Fidl: "Le bon combat"
Publié le 16 avril 2008 à 15h55 par
La rencontre entre Xavier Darcos et la Fédération indépendante et démocratique lycéenne (Fidl), mercredi, n'a pas été fructueuse. La Fidl appelle à poursuivre le mouvement jusqu'à ce que le ministre accepte d'assouplir sa réforme sur les suppressions de postes. Même si ce dernier reste ouvert sur la réforme du baccalauréat professionnel, beaucoup reste à faire selon la présidente de la Fidl, Alix Nicolet.

Jeudi, les lycéens manifesteront pour la septième fois en un mois. (Reuters)
Alix Nicolet, vous avez rencontré ce matin le ministre de l'Education. Que ressort-il de cet entretien?
Le bilan est assez mitigé. Le ministre commence à s'ouvrir au dialogue mais il y a un blocage sur les suppressions de postes. Concernant le baccalauréat professionnel (qui passerait de quatre ans à trois ans, ndlr), Xavier Darcos a accepté d'envisager de discuter filière par filière. Nous sommes également prêts de notre côté, à faire des concessions. Mais l'on ne compte pas arrêter notre mouvement sous prétexte que le ministre a accepté de discuter. La question de fond est celle des suppressions de postes, sur laquelle il reste inflexible.
Vous parlez d'avancées par rapport à la dureté de la position de Xavier Darcos depuis le début des manifestations. Qu'attendez-vous de plus?

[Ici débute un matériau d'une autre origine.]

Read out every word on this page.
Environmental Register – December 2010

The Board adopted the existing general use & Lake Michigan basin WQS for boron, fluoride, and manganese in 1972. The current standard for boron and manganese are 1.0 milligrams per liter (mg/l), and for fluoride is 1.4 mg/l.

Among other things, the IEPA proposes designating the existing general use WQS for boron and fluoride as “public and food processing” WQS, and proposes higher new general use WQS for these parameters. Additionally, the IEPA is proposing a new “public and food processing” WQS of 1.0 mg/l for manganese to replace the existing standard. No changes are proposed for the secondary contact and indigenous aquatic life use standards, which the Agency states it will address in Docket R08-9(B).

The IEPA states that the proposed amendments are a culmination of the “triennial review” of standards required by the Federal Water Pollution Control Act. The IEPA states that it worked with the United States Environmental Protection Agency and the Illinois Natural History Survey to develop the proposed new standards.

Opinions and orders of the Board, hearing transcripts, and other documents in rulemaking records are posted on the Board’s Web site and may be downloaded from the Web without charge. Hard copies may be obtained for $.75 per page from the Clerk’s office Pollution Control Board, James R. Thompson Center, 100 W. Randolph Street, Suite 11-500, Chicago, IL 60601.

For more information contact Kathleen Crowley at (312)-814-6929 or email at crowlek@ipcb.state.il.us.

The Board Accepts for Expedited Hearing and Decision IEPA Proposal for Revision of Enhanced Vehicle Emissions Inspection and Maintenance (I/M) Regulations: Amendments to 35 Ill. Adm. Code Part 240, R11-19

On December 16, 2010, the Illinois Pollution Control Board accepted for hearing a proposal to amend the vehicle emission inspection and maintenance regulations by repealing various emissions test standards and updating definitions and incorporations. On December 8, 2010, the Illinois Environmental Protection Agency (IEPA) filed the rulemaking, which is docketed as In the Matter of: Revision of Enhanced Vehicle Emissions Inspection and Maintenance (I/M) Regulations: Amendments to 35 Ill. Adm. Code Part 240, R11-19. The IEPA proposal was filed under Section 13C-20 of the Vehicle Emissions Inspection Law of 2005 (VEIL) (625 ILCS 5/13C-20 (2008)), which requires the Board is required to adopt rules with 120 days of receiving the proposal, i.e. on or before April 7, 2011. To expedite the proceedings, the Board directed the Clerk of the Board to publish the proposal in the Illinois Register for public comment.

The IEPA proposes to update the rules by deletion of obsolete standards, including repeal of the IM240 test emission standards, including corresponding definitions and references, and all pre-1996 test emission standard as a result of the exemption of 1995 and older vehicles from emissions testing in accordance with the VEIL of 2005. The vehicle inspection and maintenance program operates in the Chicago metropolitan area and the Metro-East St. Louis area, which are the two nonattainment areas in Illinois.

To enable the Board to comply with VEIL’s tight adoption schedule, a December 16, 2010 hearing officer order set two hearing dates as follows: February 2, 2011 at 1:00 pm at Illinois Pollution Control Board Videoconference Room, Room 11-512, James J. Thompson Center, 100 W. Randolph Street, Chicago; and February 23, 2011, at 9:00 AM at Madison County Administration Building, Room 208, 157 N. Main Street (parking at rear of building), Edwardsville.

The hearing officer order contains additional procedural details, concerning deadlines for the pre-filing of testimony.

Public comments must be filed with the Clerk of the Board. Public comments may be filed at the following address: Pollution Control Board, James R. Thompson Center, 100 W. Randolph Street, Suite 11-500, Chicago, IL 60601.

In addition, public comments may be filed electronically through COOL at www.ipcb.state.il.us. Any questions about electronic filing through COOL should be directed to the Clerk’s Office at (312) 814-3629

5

Ces avancées ne sont clairement pas suffisantes. C'est bien, mais on peut largement mieux faire! Le changement de position de M. Darcos montre que le mouvement commence à porter ses fruits mais ce n'est pas encore gagné. Nous sommes dans une bonne démarche, mais tant que les 11 200 postes ne seront pas rétablis, on ne s'arrêtera pas. Nous sommes dans un rapport de force, qui marche pour le moment, et l'arrivée des vacances va nous permettre d'être encore plus fort pour la rentrée début mai. C'est vraiment une mobilisation à l'échelle nationale qui se prépare.
"Il faut vraiment agir"
Ne pensez-vous pas que cette réforme est nécessaire par certains aspects?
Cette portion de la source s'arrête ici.